The money manager has now brought together 34 funds with over $4.6 trillion in assets to try to get Brazil to end policies that destroy the Amazon forest. Storebrand, which has devoted its entire $90 billion portfolio to environmental, social and governance investing, says it now has a “clear commitment” from the Brazilian government that it will respond to its demands.
“We have already seen a real impact,” Jan Erik Saugestad, chief executive of Storebrand, told Bloomberg. “Following a meeting with the investor coalition, the Brazilian government introduced a 120-day ban on wildfires in the Amazon as a short-term measure to reduce the fire danger we now face during the drought season.”
Beyond the ecological benefits, ethical investing is also starting to reap bigger financial rewards, as some climate sinners take on pariah status. The iShares exchange-traded fund investing in companies it thinks have “positive environmental, social and governance characteristics” -- one of the largest of its kind -- produced a total return this year that is more than three times the performance of S&P 500 index.
The funds led by Storebrand had singled out a proposal in Brazil to legalize the private occupation of public lands, mostly concentrated in the Amazon.
Saugestad says Storebrand was able to get “a clear commitment on the government’s side to reduce deforestation and to stand by its obligations to respect United Nations conventions in terms of protecting indigenous people and human rights.”
This latest move by the fund industry coincides with pressure from the corporate sector, after 61 companies wrote to Brazil’s government earlier this month demanding more action to tackle Amazon deforestation.
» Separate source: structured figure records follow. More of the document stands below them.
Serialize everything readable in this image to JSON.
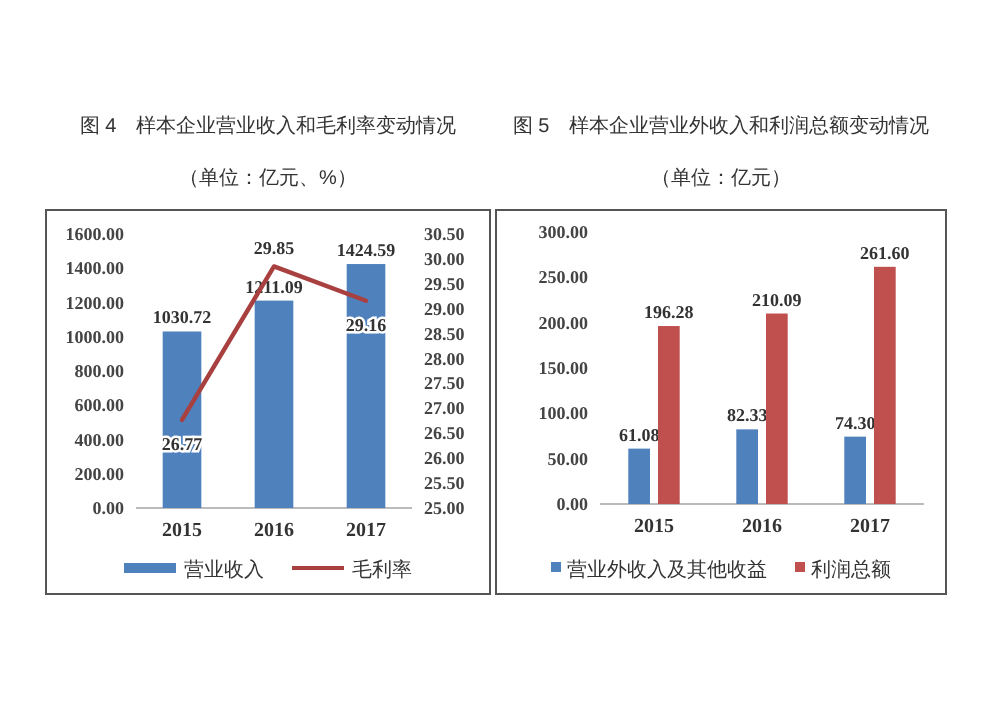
{
  "chart_data": [
    {
      "type": "bar",
      "title": "图 4　样本企业营业收入和毛利率变动情况",
      "subtitle": "（单位：亿元、%）",
      "categories": [
        "2015",
        "2016",
        "2017"
      ],
      "series": [
        {
          "name": "营业收入",
          "color": "#4f81bd",
          "values": [
            1030.72,
            1211.09,
            1424.59
          ],
          "value_labels": [
            "1030.72",
            "1211.09",
            "1424.59"
          ]
        },
        {
          "name": "毛利率",
          "type": "line",
          "axis": "y2",
          "color": "#a8403f",
          "values": [
            26.77,
            29.85,
            29.16
          ],
          "value_labels": [
            "26.77",
            "29.85",
            "29.16"
          ]
        }
      ],
      "ylim": [
        0,
        1600
      ],
      "yticks": [
        {
          "value": 0,
          "label": "0.00"
        },
        {
          "value": 200,
          "label": "200.00"
        },
        {
          "value": 400,
          "label": "400.00"
        },
        {
          "value": 600,
          "label": "600.00"
        },
        {
          "value": 800,
          "label": "800.00"
        },
        {
          "value": 1000,
          "label": "1000.00"
        },
        {
          "value": 1200,
          "label": "1200.00"
        },
        {
          "value": 1400,
          "label": "1400.00"
        },
        {
          "value": 1600,
          "label": "1600.00"
        }
      ],
      "y2lim": [
        25,
        30.5
      ],
      "y2ticks": [
        {
          "value": 25,
          "label": "25.00"
        },
        {
          "value": 25.5,
          "label": "25.50"
        },
        {
          "value": 26,
          "label": "26.00"
        },
        {
          "value": 26.5,
          "label": "26.50"
        },
        {
          "value": 27,
          "label": "27.00"
        },
        {
          "value": 27.5,
          "label": "27.50"
        },
        {
          "value": 28,
          "label": "28.00"
        },
        {
          "value": 28.5,
          "label": "28.50"
        },
        {
          "value": 29,
          "label": "29.00"
        },
        {
          "value": 29.5,
          "label": "29.50"
        },
        {
          "value": 30,
          "label": "30.00"
        },
        {
          "value": 30.5,
          "label": "30.50"
        }
      ],
      "legend": "bottom"
    },
    {
      "type": "bar",
      "title": "图 5　样本企业营业外收入和利润总额变动情况",
      "subtitle": "（单位：亿元）",
      "categories": [
        "2015",
        "2016",
        "2017"
      ],
      "series": [
        {
          "name": "营业外收入及其他收益",
          "color": "#4f81bd",
          "values": [
            61.08,
            82.33,
            74.3
          ],
          "value_labels": [
            "61.08",
            "82.33",
            "74.30"
          ]
        },
        {
          "name": "利润总额",
          "color": "#c0504d",
          "values": [
            196.28,
            210.09,
            261.6
          ],
          "value_labels": [
            "196.28",
            "210.09",
            "261.60"
          ]
        }
      ],
      "ylim": [
        0,
        300
      ],
      "yticks": [
        {
          "value": 0,
          "label": "0.00"
        },
        {
          "value": 50,
          "label": "50.00"
        },
        {
          "value": 100,
          "label": "100.00"
        },
        {
          "value": 150,
          "label": "150.00"
        },
        {
          "value": 200,
          "label": "200.00"
        },
        {
          "value": 250,
          "label": "250.00"
        },
        {
          "value": 300,
          "label": "300.00"
        }
      ],
      "legend": "bottom"
    }
  ]
}
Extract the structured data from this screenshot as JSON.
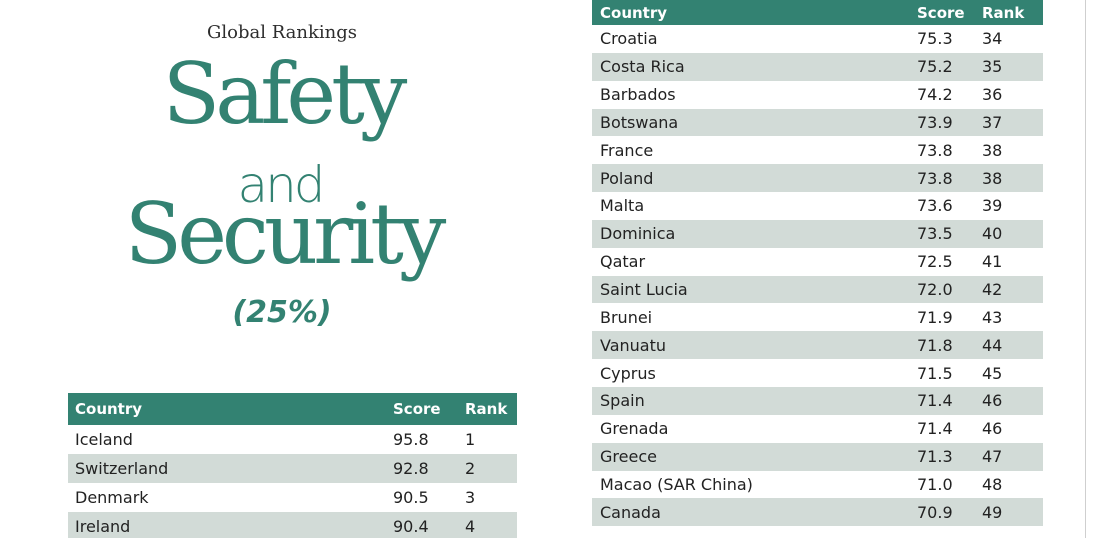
{
  "heading": {
    "kicker": "Global Rankings",
    "word1": "Safety",
    "word2": "and",
    "word3": "Security",
    "weight": "(25%)"
  },
  "table_left": {
    "headers": {
      "country": "Country",
      "score": "Score",
      "rank": "Rank"
    },
    "rows": [
      {
        "country": "Iceland",
        "score": "95.8",
        "rank": "1"
      },
      {
        "country": "Switzerland",
        "score": "92.8",
        "rank": "2"
      },
      {
        "country": "Denmark",
        "score": "90.5",
        "rank": "3"
      },
      {
        "country": "Ireland",
        "score": "90.4",
        "rank": "4"
      }
    ]
  },
  "table_right": {
    "headers": {
      "country": "Country",
      "score": "Score",
      "rank": "Rank"
    },
    "rows": [
      {
        "country": "Croatia",
        "score": "75.3",
        "rank": "34"
      },
      {
        "country": "Costa Rica",
        "score": "75.2",
        "rank": "35"
      },
      {
        "country": "Barbados",
        "score": "74.2",
        "rank": "36"
      },
      {
        "country": "Botswana",
        "score": "73.9",
        "rank": "37"
      },
      {
        "country": "France",
        "score": "73.8",
        "rank": "38"
      },
      {
        "country": "Poland",
        "score": "73.8",
        "rank": "38"
      },
      {
        "country": "Malta",
        "score": "73.6",
        "rank": "39"
      },
      {
        "country": "Dominica",
        "score": "73.5",
        "rank": "40"
      },
      {
        "country": "Qatar",
        "score": "72.5",
        "rank": "41"
      },
      {
        "country": "Saint Lucia",
        "score": "72.0",
        "rank": "42"
      },
      {
        "country": "Brunei",
        "score": "71.9",
        "rank": "43"
      },
      {
        "country": "Vanuatu",
        "score": "71.8",
        "rank": "44"
      },
      {
        "country": "Cyprus",
        "score": "71.5",
        "rank": "45"
      },
      {
        "country": "Spain",
        "score": "71.4",
        "rank": "46"
      },
      {
        "country": "Grenada",
        "score": "71.4",
        "rank": "46"
      },
      {
        "country": "Greece",
        "score": "71.3",
        "rank": "47"
      },
      {
        "country": "Macao (SAR China)",
        "score": "71.0",
        "rank": "48"
      },
      {
        "country": "Canada",
        "score": "70.9",
        "rank": "49"
      }
    ]
  },
  "colors": {
    "accent": "#338272",
    "row_alt": "#d2dbd7"
  }
}
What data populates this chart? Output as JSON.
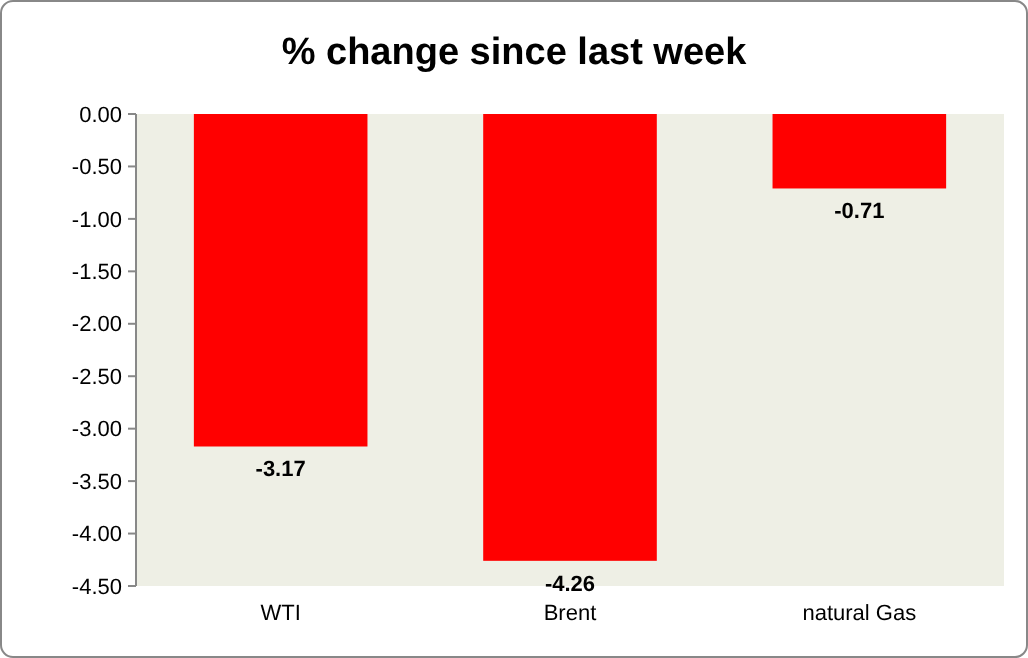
{
  "chart_data": {
    "type": "bar",
    "title": "% change since last week",
    "categories": [
      "WTI",
      "Brent",
      "natural Gas"
    ],
    "values": [
      -3.17,
      -4.26,
      -0.71
    ],
    "color": "#ff0000",
    "ylim": [
      -4.5,
      0
    ],
    "yticks": [
      {
        "value": 0,
        "label": "0.00"
      },
      {
        "value": -0.5,
        "label": "-0.50"
      },
      {
        "value": -1,
        "label": "-1.00"
      },
      {
        "value": -1.5,
        "label": "-1.50"
      },
      {
        "value": -2,
        "label": "-2.00"
      },
      {
        "value": -2.5,
        "label": "-2.50"
      },
      {
        "value": -3,
        "label": "-3.00"
      },
      {
        "value": -3.5,
        "label": "-3.50"
      },
      {
        "value": -4,
        "label": "-4.00"
      },
      {
        "value": -4.5,
        "label": "-4.50"
      }
    ],
    "data_labels": true
  }
}
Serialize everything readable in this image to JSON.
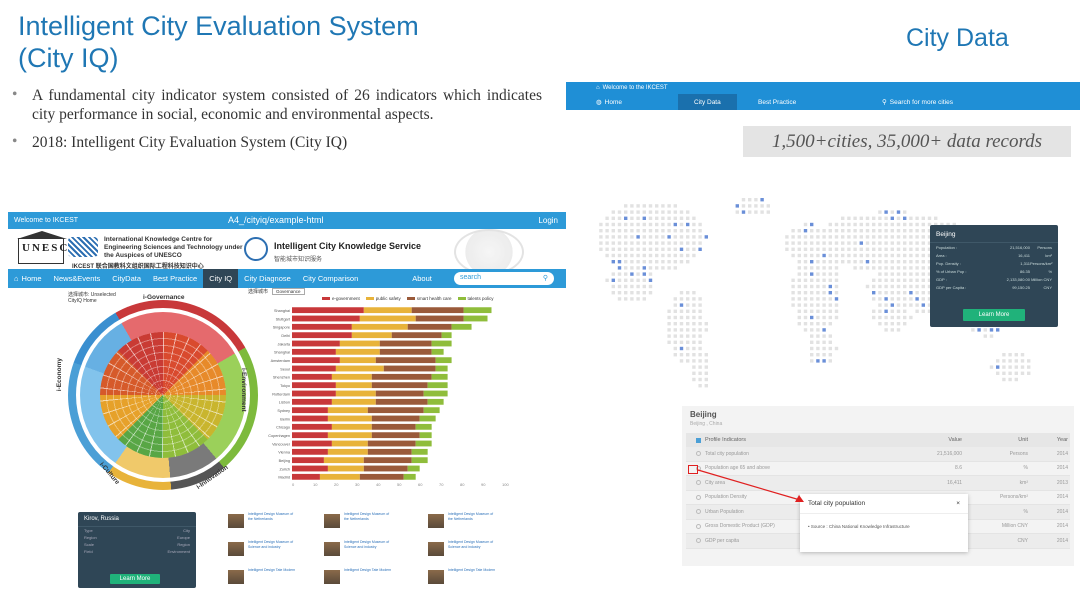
{
  "slide": {
    "title_line1": "Intelligent City Evaluation System",
    "title_line2": "(City IQ)",
    "right_title": "City Data",
    "bullets": [
      "A fundamental city indicator system consisted of 26 indicators which indicates city performance in social, economic and environmental aspects.",
      "2018: Intelligent City Evaluation System (City IQ)"
    ],
    "bullet_glyph": "•"
  },
  "left_shot": {
    "topbar_left": "Welcome to IKCEST",
    "url": "A4_/cityiq/example-html",
    "login": "Login",
    "unesco_text": "UNESCO",
    "ikc_name": "International Knowledge Centre for Engineering Sciences and Technology under the Auspices of UNESCO",
    "ikc_brand": "IKCEST",
    "ikc_cn": "联合国教科文组织国际工程科技知识中心",
    "ick_name": "Intelligent City Knowledge Service",
    "ick_cn": "智能城市知识服务",
    "nav": [
      {
        "label": "Home",
        "active": false
      },
      {
        "label": "News&Events",
        "active": false
      },
      {
        "label": "CityData",
        "active": false
      },
      {
        "label": "Best Practice",
        "active": false
      },
      {
        "label": "City IQ",
        "active": true
      },
      {
        "label": "City Diagnose",
        "active": false
      },
      {
        "label": "City Comparison",
        "active": false
      },
      {
        "label": "About",
        "active": false
      }
    ],
    "search_placeholder": "search",
    "wheel_crumb": "选择城市: Unselected",
    "wheel_crumb2": "CityIQ  Home",
    "wheel_labels": {
      "top": "i-Governance",
      "right": "i-Environment",
      "left": "i-Economy",
      "bottom_left": "i-Culture",
      "bottom_right": "i-Innovation"
    },
    "bars": {
      "head_label": "选择城市",
      "select_value": "Governance",
      "legend": [
        "e-government",
        "public safety",
        "smart health care",
        "talents policy"
      ],
      "legend_colors": [
        "#c8383a",
        "#e8b33a",
        "#9a5a3a",
        "#8fbd3b"
      ],
      "cities": [
        {
          "name": "Shanghai",
          "v": [
            36,
            24,
            26,
            14
          ]
        },
        {
          "name": "Stuttgart",
          "v": [
            34,
            28,
            24,
            12
          ]
        },
        {
          "name": "Singapore",
          "v": [
            30,
            28,
            22,
            10
          ]
        },
        {
          "name": "Delhi",
          "v": [
            30,
            20,
            25,
            5
          ]
        },
        {
          "name": "Jakarta",
          "v": [
            24,
            20,
            26,
            10
          ]
        },
        {
          "name": "Shanghai",
          "v": [
            22,
            22,
            26,
            6
          ]
        },
        {
          "name": "Amsterdam",
          "v": [
            24,
            18,
            30,
            8
          ]
        },
        {
          "name": "Seoul",
          "v": [
            22,
            24,
            26,
            6
          ]
        },
        {
          "name": "Shenzhen",
          "v": [
            20,
            20,
            30,
            8
          ]
        },
        {
          "name": "Tokyo",
          "v": [
            22,
            18,
            28,
            10
          ]
        },
        {
          "name": "Rotterdam",
          "v": [
            22,
            20,
            24,
            12
          ]
        },
        {
          "name": "Lisbon",
          "v": [
            20,
            22,
            26,
            8
          ]
        },
        {
          "name": "Sydney",
          "v": [
            18,
            20,
            28,
            8
          ]
        },
        {
          "name": "Berlin",
          "v": [
            18,
            22,
            24,
            8
          ]
        },
        {
          "name": "Chicago",
          "v": [
            20,
            20,
            22,
            8
          ]
        },
        {
          "name": "Copenhagen",
          "v": [
            18,
            22,
            24,
            6
          ]
        },
        {
          "name": "Vancouver",
          "v": [
            20,
            18,
            24,
            8
          ]
        },
        {
          "name": "Vienna",
          "v": [
            18,
            20,
            22,
            8
          ]
        },
        {
          "name": "Beijing",
          "v": [
            16,
            20,
            24,
            8
          ]
        },
        {
          "name": "Zurich",
          "v": [
            18,
            18,
            22,
            6
          ]
        },
        {
          "name": "Madrid",
          "v": [
            14,
            20,
            22,
            6
          ]
        }
      ],
      "axis_ticks": [
        "0",
        "10",
        "20",
        "30",
        "40",
        "50",
        "60",
        "70",
        "80",
        "90",
        "100"
      ]
    },
    "kirov_card": {
      "name": "Kirov, Russia",
      "rows": [
        {
          "k": "Type",
          "v": "City"
        },
        {
          "k": "Region",
          "v": "Europe"
        },
        {
          "k": "Scale",
          "v": "Region"
        },
        {
          "k": "Field",
          "v": "Environment"
        }
      ],
      "button": "Learn More"
    },
    "thumbs": [
      {
        "title": "Intelligent Design Museum of the Netherlands"
      },
      {
        "title": "Intelligent Design Museum of the Netherlands"
      },
      {
        "title": "Intelligent Design Museum of the Netherlands"
      },
      {
        "title": "Intelligent Design Museum of Science and industry"
      },
      {
        "title": "Intelligent Design Museum of Science and industry"
      },
      {
        "title": "Intelligent Design Museum of Science and industry"
      },
      {
        "title": "Intelligent Design Tate Modern"
      },
      {
        "title": "Intelligent Design Tate Modern"
      },
      {
        "title": "Intelligent Design Tate Modern"
      }
    ]
  },
  "right_shot": {
    "welcome": "Welcome to the IKCEST",
    "nav": [
      {
        "label": "Home",
        "active": false
      },
      {
        "label": "City Data",
        "active": true
      },
      {
        "label": "Best Practice",
        "active": false
      },
      {
        "label": "Search for more cities",
        "active": false
      }
    ],
    "records_banner": "1,500+cities, 35,000+ data records",
    "beijing_popup": {
      "name": "Beijing",
      "rows": [
        {
          "k": "Population :",
          "v": "21,516,000",
          "u": "Persons"
        },
        {
          "k": "Area :",
          "v": "16,411",
          "u": "km²"
        },
        {
          "k": "Pop. Density :",
          "v": "1,311",
          "u": "Persons/km²"
        },
        {
          "k": "% of Urban Pop :",
          "v": "86.35",
          "u": "%"
        },
        {
          "k": "GDP :",
          "v": "2,133,080.00",
          "u": "Million CNY"
        },
        {
          "k": "GDP per Capita :",
          "v": "99,150.25",
          "u": "CNY"
        }
      ],
      "button": "Learn More"
    },
    "profile": {
      "city": "Beijing",
      "sub": "Beijing , China",
      "headers": {
        "name": "Profile Indicators",
        "value": "Value",
        "unit": "Unit",
        "year": "Year"
      },
      "rows": [
        {
          "name": "Total city population",
          "value": "21,516,000",
          "unit": "Persons",
          "year": "2014"
        },
        {
          "name": "Population age 65 and above",
          "value": "8.6",
          "unit": "%",
          "year": "2014"
        },
        {
          "name": "City area",
          "value": "16,411",
          "unit": "km²",
          "year": "2013"
        },
        {
          "name": "Population Density",
          "value": "1,311",
          "unit": "Persons/km²",
          "year": "2014"
        },
        {
          "name": "Urban Population",
          "value": "86.35",
          "unit": "%",
          "year": "2014"
        },
        {
          "name": "Gross Domestic Product (GDP)",
          "value": "2,133,080",
          "unit": "Million CNY",
          "year": "2014"
        },
        {
          "name": "GDP per capita",
          "value": "99,150.2",
          "unit": "CNY",
          "year": "2014"
        }
      ],
      "tooltip": {
        "title": "Total city population",
        "close": "×",
        "source": "• Source : China National Knowledge Infrastructure"
      }
    }
  }
}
As a result Lower House speaker Rodrigo Maia has this week promised to set up a working group to speed up projects with an environmental agenda.
Entities that don’t live up to Storebrand’s demands for ethical conduct end up being excluded from its portfolio. Companies to have ended up on its blacklist include Glencore Plc, Volkswagen AG, Airbus SE, BAE Systems Plc and Boeing Corp. The latest exclusion list numbers 193 in total.
Saugestad says he expects his industry to start changing the way it measures returns as ESG dominates investing strategies.
Asset managers “will increasingly measure impact and start talking about impact adjusted returns in the same way as risk adjusted returns,” he said, though he also acknowledges it “will probably take more than 10 years to get there.”
“In my opinion everybody in the asset management industry has to understand sustainable investments because sustainability already has an impact on most investments today,” Saugestad said. “Sustainability is already in the curriculum on most business schools, and if it is not mandatory yet, it ought to be.”